I wanted to check a list of syscalls that are generated by PHP for a bunch of functions. Dtrace saved the day again, in 10 minutes I had all I needed. Here is a PHP script you can use for testing (syscalls.php) :

<?php
file_exists( __FILE__ );
file_get_contents( __FILE__ );
chdir( __DIR__ );
dir( __DIR__ );
getcwd();
opendir( __DIR__ );
scandir( __DIR__ );
new DirectoryIterator( __DIR__ );
stat( __DIR__ );
is_readable( __DIR__ );
is_writable( __DIR__ );
file_put_contents('/tmp/foo.txt', 'foo');
?>

And the small Dtrace (syscalls.d) script I used:

#!/usr/sbin/dtrace -s
#pragma D option quiet

php*:::function-entry
/pid == $target && arg0/
{
 printf( "%s%s%s\n", copyinstr(arg3), copyinstr(arg4), copyinstr(arg0) );
 self->follow++;
}

syscall:::entry
/self->follow > 0/
{
 printf("  ->%s\n", probefunc);
}

php*:::function-return
/pid == $target && arg0/
{
 self->follow -= self->follow == 0 ? 0 : 1;
 printf("\n");
}

You can test the script by running :

sudo dtrace -s syscalls.d -c "php syscalls.php"

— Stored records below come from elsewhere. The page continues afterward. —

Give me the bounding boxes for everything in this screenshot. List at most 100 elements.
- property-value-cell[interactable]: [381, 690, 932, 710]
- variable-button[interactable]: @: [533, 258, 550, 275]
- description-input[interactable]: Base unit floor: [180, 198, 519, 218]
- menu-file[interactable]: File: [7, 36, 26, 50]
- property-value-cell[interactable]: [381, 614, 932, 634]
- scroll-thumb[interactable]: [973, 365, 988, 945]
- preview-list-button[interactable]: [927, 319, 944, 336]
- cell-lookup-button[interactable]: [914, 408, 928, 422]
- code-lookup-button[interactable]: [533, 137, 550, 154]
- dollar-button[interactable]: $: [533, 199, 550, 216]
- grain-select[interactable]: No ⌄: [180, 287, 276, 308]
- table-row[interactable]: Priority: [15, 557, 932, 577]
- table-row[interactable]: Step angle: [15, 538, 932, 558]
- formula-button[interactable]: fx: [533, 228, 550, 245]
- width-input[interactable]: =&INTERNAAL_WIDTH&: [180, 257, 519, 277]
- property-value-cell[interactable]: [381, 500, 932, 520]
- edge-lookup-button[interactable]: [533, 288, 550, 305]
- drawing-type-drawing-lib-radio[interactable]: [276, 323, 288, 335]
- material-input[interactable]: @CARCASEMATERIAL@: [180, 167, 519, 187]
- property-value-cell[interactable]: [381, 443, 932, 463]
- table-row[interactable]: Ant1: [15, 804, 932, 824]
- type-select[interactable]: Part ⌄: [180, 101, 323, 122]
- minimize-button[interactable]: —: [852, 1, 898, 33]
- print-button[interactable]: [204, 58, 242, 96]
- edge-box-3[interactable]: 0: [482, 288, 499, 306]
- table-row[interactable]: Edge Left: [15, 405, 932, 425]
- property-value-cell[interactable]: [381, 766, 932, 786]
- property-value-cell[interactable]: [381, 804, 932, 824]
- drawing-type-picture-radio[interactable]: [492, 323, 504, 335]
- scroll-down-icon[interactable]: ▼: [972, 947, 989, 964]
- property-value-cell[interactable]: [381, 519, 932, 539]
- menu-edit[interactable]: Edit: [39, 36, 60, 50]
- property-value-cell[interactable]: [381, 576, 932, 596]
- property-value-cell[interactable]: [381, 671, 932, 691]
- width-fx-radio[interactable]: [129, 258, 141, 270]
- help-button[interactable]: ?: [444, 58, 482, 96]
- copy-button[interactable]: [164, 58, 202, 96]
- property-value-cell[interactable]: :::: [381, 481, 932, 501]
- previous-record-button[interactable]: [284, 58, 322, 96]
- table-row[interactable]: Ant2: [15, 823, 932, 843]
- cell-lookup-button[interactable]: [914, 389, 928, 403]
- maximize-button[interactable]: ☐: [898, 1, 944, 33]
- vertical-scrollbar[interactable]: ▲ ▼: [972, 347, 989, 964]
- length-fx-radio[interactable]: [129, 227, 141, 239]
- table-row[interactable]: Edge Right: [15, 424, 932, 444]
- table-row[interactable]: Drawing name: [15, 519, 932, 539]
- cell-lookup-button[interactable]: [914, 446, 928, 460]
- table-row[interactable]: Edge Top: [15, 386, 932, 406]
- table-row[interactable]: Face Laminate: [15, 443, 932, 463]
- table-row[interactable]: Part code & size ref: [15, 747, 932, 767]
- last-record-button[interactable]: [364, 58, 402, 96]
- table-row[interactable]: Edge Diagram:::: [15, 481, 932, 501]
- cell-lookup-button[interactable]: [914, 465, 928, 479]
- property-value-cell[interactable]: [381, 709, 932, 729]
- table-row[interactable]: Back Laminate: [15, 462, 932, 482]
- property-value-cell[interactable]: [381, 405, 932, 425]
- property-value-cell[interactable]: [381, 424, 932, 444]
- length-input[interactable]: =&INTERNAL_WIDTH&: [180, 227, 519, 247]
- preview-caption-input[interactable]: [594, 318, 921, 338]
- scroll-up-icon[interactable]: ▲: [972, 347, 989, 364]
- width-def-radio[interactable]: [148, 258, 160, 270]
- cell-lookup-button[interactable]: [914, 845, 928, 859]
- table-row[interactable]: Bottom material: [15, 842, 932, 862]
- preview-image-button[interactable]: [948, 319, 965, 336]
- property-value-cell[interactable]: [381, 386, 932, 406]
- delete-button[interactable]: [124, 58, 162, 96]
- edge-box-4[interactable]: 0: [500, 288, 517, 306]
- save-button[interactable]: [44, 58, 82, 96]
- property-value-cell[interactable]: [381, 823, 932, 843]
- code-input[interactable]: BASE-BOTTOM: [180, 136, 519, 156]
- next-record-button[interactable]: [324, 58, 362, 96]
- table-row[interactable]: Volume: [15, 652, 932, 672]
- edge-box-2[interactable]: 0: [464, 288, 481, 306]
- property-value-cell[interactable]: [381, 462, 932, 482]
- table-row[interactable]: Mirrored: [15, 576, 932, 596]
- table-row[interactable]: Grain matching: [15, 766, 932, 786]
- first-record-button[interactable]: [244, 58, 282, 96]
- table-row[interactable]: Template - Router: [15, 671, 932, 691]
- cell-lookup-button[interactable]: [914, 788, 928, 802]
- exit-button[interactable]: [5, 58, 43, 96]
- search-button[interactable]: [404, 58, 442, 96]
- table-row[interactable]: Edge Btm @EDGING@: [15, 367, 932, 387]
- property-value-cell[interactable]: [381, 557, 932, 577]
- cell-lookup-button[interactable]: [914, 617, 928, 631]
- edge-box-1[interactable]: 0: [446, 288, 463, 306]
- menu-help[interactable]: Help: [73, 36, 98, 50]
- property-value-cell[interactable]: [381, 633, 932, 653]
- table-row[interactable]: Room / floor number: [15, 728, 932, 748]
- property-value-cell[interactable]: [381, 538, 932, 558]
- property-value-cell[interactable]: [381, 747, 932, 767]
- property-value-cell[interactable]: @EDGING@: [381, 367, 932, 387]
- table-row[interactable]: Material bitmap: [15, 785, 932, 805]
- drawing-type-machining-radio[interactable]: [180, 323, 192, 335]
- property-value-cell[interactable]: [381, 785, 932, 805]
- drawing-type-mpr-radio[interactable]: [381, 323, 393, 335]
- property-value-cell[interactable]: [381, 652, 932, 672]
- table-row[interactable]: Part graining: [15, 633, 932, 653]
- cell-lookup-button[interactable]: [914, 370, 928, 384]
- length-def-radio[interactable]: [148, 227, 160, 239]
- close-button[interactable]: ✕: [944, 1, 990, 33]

And you should get a list like this (at least on Mac Os X)

file_exists
 ->access

file_get_contents
 ->lstat
 ->lstat
 ->open
 ->fstat
 ->lseek
 ->fstat
 ->read
 ->read
 ->read
 ->close

chdir
 ->chdir

dir
 ->open_nocancel
 ->fcntl_nocancel
 ->__sysctl
 ->fstatfs

getcwd
 ->open_nocancel
 ->fstat64
 ->fcntl_nocancel
 ->close_nocancel
 ->stat64

opendir
 ->open_nocancel
 ->fcntl_nocancel
 ->fstatfs
 ->close_nocancel

scandir
 ->open_nocancel
 ->fcntl_nocancel
 ->fstatfs
 ->getdirentries
 ->getdirentries
 ->close_nocancel

DirectoryIterator::__construct
 ->open_nocancel
 ->fcntl_nocancel
 ->fstatfs
 ->getdirentries

 ->close_nocancel
stat
 ->stat

is_readable
 ->access

is_writable
 ->access

file_put_contents
 ->lstat
 ->lstat
 ->readlink
 ->lstat
 ->lstat
 ->open
 ->fstat
 ->lseek
 ->write
 ->close

If I have time I'll post more Dtrace scripts useful for analysing what PHP does.

Edit : I fixed a small bug for the DirectoryOperator class.